Estos personajes, amparados por un sistema judicial que responde más a intereses económicos y políticos que a la justicia misma, han actuado coordinadamente con los principales medios de comunicación del país para construir un relato de criminalización política, difundiendo acusaciones antes de que existan pruebas y juzgando en la prensa lo que los tribunales aún no resuelven. No se trata de errores aislados, sino de una operación orquestada con precisión, una maquinaria de persecución política envuelta en el ropaje de la institucionalidad y hasta punto de ser avaladas por las mismas autoridades de gobierno.
Los querellantes contra Jadue caen por corrupción: La persecución judicial contra el exalcalde de Recoleta se derrumba.
En el corazón de la trama conocida como “Muñeca Bielorrusa” aparece una dupla clave: Los abogados Mario Vargas y Eduardo Lagos, ambos querellantes en la causa de persecución política y montaje judicial contra el exalcalde de Recoleta, Daniel Jadue.
Vargas y Lagos, hoy enfrentan serias acusaciones por lavado de activos, soborno y cohecho. Ambos, socios en el ejercicio privado, forman parte de una red de poder e influencias que los involucra a la exjueza de la Corte Suprema, Ángela Vivanco, a su pareja Gonzalo Migueles, al polémico abogado acusado de corrupción, Luis Hermosilla y al suspendido ministro Antonio Ulloa.

La hipocresía del poder: cuando tocan al Presidente, sí hay “intervención política”
El caso de Luis Cordero, exministro de Justicia, es el ejemplo más gráfico de la doble moral que impera en el gobierno. Durante meses defendió con vehemencia la supuesta independencia de la Fiscalía, negando toda interferencia política.
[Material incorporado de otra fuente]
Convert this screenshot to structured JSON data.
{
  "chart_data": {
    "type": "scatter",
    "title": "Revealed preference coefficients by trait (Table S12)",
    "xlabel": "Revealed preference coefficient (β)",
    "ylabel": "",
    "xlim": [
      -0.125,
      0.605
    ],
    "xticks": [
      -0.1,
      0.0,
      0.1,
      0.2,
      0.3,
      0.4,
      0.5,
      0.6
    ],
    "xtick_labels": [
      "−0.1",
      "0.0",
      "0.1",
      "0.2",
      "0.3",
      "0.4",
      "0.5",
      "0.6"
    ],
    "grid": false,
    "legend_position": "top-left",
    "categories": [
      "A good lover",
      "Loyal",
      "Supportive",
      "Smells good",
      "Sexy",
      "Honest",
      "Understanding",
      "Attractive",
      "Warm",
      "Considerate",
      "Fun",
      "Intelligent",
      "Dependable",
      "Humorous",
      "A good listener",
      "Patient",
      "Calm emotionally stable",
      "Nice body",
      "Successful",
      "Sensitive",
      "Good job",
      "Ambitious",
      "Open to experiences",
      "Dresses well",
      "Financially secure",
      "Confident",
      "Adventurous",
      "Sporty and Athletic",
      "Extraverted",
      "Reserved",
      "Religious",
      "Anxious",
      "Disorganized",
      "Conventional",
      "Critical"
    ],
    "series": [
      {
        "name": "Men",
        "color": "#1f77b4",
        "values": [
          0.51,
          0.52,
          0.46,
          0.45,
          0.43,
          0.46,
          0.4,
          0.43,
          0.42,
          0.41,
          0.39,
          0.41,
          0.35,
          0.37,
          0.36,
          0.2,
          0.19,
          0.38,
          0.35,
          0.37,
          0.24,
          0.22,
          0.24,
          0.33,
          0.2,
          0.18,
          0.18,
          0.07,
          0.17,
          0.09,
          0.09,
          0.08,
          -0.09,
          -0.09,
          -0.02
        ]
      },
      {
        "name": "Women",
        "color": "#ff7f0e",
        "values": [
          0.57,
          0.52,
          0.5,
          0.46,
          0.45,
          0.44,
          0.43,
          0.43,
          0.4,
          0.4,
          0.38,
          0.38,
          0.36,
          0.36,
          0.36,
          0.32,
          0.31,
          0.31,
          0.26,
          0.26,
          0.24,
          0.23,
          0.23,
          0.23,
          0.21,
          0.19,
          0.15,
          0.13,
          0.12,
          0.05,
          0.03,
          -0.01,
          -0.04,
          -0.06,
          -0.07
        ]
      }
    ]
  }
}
Pero bastó que las querellas comenzaran a rozar al Presidente Boric para que el mismo Cordero denunciara públicamente que «un grupo de personas usa al sistema penal como herramienta política” por parte del Ministerio Público.

Cuando la justicia se ensaña con un comunista, el discurso oficial es que “las instituciones funcionan”. Pero cuando el fuego llega a La Moneda, entonces sí hay “excesos”, “persecuciones” y “uso político de la Fiscalía”. Esa inconsistencia revela la esencia de este gobierno, la defensa de las instituciones solo sirve mientras protegen sus propios intereses.

La izquierda institucionalizada y su silencio cómplice

Más dolorosa aún ha sido la actitud de figuras como Camila Vallejo, Jaime Gajardo y Jeannette Jara, quienes han optado por guardar silencio o alinearse con el discurso oficial, incluso sabiendo que su compañero de partido, Daniel Jadue, es víctima de una persecución política sin precedentes desde el retorno a la democracia.


Su silencio no es casual, es una muestra del miedo a incomodar, del cálculo político y de la renuncia a los principios que alguna vez dijeron defender. La militancia del Partido Comunista ha salido a cerrar filas en defensa de uno de sus cuadros más destacados, ejerciendo una posición firme y coherente frente a la injusticia que se ha cometido contra Daniel Jadue.

Una democracia tutelada por la corrupción
El caso de Daniel Jadue no es una excepción: es el reflejo de una democracia tutelada, donde la justicia opera como herramienta de disciplinamiento político y los medios de comunicación como brazo ejecutor del poder económico. Mientras el gobierno repite constantemente su mantra de que “las instituciones funcionan”, la realidad demuestra que funcionan solo para algunos: los poderosos, los empresarios, los amigos del sistema. Chile vive un proceso de degradación institucional profunda, donde la justicia se compra, la verdad se manipula y la independencia judicial es un mito útil para quienes gobiernan. El pueblo, sin embargo, no olvida. Y más temprano que tarde, la verdad se abrirá paso entre tanta impunidad y silencio cómplice.